Herstellung von Windkraftanlagen

  • Das dänische Unternehmen Odico könnte die Windenergiebranche durch den Einsatz von Fertigungsrobotern zur Herstellung von Windkraftanlagen revolutionieren
  • Die Fertigungsroboter können sich schnell an neue Anforderungen anpassen und Änderungen im Produktionsprozess nahtlos integrieren. Das könnte die Produktivität in der Fertigung um das Dreifache steigern und die Herstellung von Windkraftanlagen kostengünstiger und effektiver machen 
  • Die Zusammenarbeit von Mensch und Maschine ist nach wie vor von großer Bedeutung. Innovative Lösungen wie die "Factory on the Fly" von Odico können helfen, Arbeitsplätze zu sichern und gleichzeitig die Industrie voranzubringen

Dänemark nimmt seit jeher eine Pionierrolle im Bereich der erneuerbaren Energien ein. So konnte das skandinavische Land den Anteil der Windenergie an seinem Stromverbrauch bereits 2019 auf beachtliche 47 % steigern und stellt auch seitdem immer wieder neue Rekorde auf. Nun will das dänische Unternehmen Odico die Pionierarbeit fortführen und die Windkraftbranche weiter revolutionieren – durch den Einsatz von Fertigungsrobotern.

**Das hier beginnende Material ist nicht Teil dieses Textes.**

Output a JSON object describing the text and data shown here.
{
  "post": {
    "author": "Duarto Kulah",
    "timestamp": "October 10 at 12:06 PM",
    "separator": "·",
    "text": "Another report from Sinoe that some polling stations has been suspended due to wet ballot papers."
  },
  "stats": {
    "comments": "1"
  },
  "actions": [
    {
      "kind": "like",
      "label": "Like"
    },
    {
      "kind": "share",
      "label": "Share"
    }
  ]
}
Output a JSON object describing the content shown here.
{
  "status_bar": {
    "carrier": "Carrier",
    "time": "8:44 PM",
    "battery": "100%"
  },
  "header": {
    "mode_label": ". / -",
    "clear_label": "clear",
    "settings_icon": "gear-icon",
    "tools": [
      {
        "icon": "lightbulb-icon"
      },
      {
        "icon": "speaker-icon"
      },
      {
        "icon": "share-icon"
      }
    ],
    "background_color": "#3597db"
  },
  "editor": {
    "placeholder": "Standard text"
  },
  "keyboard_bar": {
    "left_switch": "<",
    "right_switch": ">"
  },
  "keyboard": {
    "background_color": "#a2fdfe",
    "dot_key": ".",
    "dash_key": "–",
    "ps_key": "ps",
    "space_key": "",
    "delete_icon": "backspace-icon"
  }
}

Löcher in ein Aluminiumblech zu bohren, mag banal erscheinen. Allerdings: Wenn die Bohrung für die Befestigung eines zwölf Tonnen schweren Rotorblattes an einer Windenergieanlage in der rauen Nordsee herhalten muss, ist Präzisionsarbeit gefragt. Schon eine Abweichung von einem Millimeter könnte die Verbindung schwächen und die monatelange Arbeit an der Konstruktion, Fertigung und Errichtung der Anlage gänzlich zunichtemachen.

Bei Odico möchte man unbedingt verhindern, dass die so aufwendig konstruierten Bauteile frühzeitig ermüden und auf dem Schrott enden. Das Unternehmen hat sich auf innovative Robotik spezialisiert und entwickelt besonders wendige, mobile Fertigungsroboter, die im Handumdrehen neu kalibriert werden können. In Unternehmen, in denen kleine Fertigungsserien typisch sind – wie beim Bau von Windenergieanlagen – können die Roboter die Produktivität in der Fertigung verdreifachen.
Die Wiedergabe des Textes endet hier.